Toyota rose 0.4% in Tokyo to close at 3,715 yen before the announcement. The stock has gained 15% in 2011 after declining 17% last year.

China, India, Brazil

Fast-growing China, India and Brazil offer the biggest opportunities for Toyota, whose shares underperformed Volkswagen AG and Hyundai Motor Co. in 2010.

The automaker relies on North America for about 60% of its operating profit, excluding exports, according to the company. As part of its focus on emerging markets, Toyota added the Etios compact in India in December and is readying the small car for sale in China, Thailand and Brazil.
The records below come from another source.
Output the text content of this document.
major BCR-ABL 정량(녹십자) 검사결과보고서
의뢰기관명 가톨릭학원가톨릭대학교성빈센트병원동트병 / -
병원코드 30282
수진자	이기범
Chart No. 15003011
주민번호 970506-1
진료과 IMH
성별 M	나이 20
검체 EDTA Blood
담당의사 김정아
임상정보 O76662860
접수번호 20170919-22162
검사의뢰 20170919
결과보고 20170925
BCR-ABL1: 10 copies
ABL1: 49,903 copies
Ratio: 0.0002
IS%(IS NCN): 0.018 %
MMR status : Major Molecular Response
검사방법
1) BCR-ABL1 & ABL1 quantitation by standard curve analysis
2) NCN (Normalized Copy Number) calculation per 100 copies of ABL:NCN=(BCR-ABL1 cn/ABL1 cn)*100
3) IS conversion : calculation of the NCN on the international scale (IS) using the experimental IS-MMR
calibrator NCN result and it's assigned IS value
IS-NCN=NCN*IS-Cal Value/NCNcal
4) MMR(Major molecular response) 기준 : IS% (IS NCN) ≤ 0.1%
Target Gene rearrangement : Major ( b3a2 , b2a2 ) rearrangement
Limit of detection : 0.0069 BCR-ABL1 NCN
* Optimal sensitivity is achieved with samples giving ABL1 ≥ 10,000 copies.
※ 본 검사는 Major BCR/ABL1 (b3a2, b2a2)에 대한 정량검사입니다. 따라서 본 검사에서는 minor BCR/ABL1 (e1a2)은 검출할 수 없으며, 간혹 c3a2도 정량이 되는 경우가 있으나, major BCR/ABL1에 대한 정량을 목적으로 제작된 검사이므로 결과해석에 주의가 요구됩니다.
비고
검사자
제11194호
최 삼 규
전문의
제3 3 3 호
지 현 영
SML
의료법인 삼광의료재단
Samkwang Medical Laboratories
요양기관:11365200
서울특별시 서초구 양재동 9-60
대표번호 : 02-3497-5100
Toyota's sales in those regions made up about 40% of global deliveries in 2010.

'Behind Rivals'

"I thought Toyota would come out with a vision that leads its competitors, but I didn't see anything like that," said Tatsuya Mizuno, a director at Mizuno Credit Advisory in Tokyo. "Toyota is definitely behind rivals in emerging markets and in China we are now entering a period where we need to be cautious."

China's passenger-car sales growth in February fell to the slowest in more than two years after the government ended vehicle-buying incentives and a week-long national holiday stymied demand.
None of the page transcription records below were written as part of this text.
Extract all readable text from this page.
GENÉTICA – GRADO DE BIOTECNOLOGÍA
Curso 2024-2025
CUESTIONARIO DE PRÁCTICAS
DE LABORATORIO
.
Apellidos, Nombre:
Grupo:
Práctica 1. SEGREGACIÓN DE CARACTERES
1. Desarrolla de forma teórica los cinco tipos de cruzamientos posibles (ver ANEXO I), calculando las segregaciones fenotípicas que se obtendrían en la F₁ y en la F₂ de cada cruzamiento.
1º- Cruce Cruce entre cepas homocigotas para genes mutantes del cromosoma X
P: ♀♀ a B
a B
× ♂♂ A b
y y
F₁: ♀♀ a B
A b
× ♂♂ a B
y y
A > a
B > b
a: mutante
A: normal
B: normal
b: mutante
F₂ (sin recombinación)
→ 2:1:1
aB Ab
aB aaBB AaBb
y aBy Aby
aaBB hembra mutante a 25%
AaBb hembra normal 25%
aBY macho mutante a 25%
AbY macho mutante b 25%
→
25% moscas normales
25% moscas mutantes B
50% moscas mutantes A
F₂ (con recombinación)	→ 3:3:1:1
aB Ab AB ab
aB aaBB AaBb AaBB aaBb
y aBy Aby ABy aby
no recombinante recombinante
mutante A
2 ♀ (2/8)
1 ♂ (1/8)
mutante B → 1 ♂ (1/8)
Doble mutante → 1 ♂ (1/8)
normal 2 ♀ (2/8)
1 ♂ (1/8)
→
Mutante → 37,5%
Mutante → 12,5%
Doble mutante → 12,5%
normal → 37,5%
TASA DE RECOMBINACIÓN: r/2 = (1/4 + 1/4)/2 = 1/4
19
The Toyota City, Japan-based company's slimmer board may help it adapt to challenges and changes in the global industry more quickly, said Takeshi Miyao, an analyst at consulting company Carnorama in Tokyo. Honda, Japan's third- largest carmaker, also reorganized its management, cutting the number of company directors to 12 from 20, it said Feb. 22.

Toyota plans to add new hybrid models while bolstering sales of its best-selling Prius gas-electric car. Toyota will start selling 5-seater and 7-seater Prius wagons in Japan from late April and a compact version by the end of the year, Makoto Okabe, deputy chief engineer for the Prius "family" of cars, told reporters in Tokyo on March 7.